Commission considering council tax alternatives kicks off

Fairer system of local taxation to be focus of local reform

POLITICAL, financial and legal experts have begun discussions on a replacement for the council tax.

The Commission on Local Tax Reform was established by the Scottish Government to find cross party agreement on a reform of council authority funding.

The SNP, Labour party, Liberal Democrats and the Green party all have representatives on the commission, which met for the first time on Monday. The Conservative party refused to take part.

The current council tax system was introduced by the Conservatives in 1993 following opposition to the poll tax.

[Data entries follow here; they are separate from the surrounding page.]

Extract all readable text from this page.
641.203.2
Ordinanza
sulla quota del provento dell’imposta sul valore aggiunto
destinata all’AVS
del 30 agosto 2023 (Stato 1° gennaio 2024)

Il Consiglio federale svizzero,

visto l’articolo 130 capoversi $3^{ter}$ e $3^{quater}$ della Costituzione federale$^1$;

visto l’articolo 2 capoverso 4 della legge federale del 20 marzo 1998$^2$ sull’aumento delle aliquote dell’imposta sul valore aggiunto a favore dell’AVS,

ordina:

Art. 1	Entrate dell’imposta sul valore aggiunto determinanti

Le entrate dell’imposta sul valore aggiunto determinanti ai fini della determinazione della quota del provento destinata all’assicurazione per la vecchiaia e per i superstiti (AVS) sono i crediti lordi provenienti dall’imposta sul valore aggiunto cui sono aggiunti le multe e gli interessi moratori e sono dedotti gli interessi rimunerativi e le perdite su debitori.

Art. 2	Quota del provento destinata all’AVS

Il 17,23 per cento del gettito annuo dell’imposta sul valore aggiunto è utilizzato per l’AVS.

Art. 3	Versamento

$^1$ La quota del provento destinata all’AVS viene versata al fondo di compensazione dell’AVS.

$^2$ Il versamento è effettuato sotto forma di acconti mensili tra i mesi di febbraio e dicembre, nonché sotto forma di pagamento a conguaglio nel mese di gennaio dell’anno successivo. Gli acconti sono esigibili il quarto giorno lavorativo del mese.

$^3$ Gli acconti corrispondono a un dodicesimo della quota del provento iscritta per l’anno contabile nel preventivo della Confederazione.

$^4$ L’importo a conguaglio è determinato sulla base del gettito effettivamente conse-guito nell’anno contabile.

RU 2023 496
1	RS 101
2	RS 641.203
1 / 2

The Scottish National Party (SNP) was elected in 2007 on a manifesto commitment to replace the council tax with a local income tax. However, this proposal failed to win a majority in the Scottish Parliament.

Local Government Minister Marco Biagi, who will co-chair the committee, said: "The Scottish Government believes the current council tax system is unfair and we are acting on our manifesto commitment, and the recommendations of the Local Government and Regeneration Committee, to look at alternative approaches to local taxation.

"The Commission on Local Tax Reform will consider progressive, workable and fair systems, taking into account domestic and international evidence on tax powers and wealth distribution, the autonomy and accountability of local government and the impact on individuals who pay the tax."

The second committee co-chair will be David O'Neill, the president of the Convention of Scottish Local Authorities (CoSLA).

O'Neill welcomed the start of discussions on council reform: "A great deal of work lies ahead, but this Commission is a chance to take a step back and think about the best way to pay for the local services that communities rely on every day."

The council tax freeze has kept contributions low. Council leaders in the Labour party have claimed this has led to greater cuts for council services.

Members of the committee include Dr Angela O'Hagan, convenor of the Scottish Women's Budget Group; Dr Jim McCormick, Joseph Rowntree Foundation; and Andy Wightman, writer and researcher, representing the Scottish Green Party.

The Commission will report its findings in the Autumn.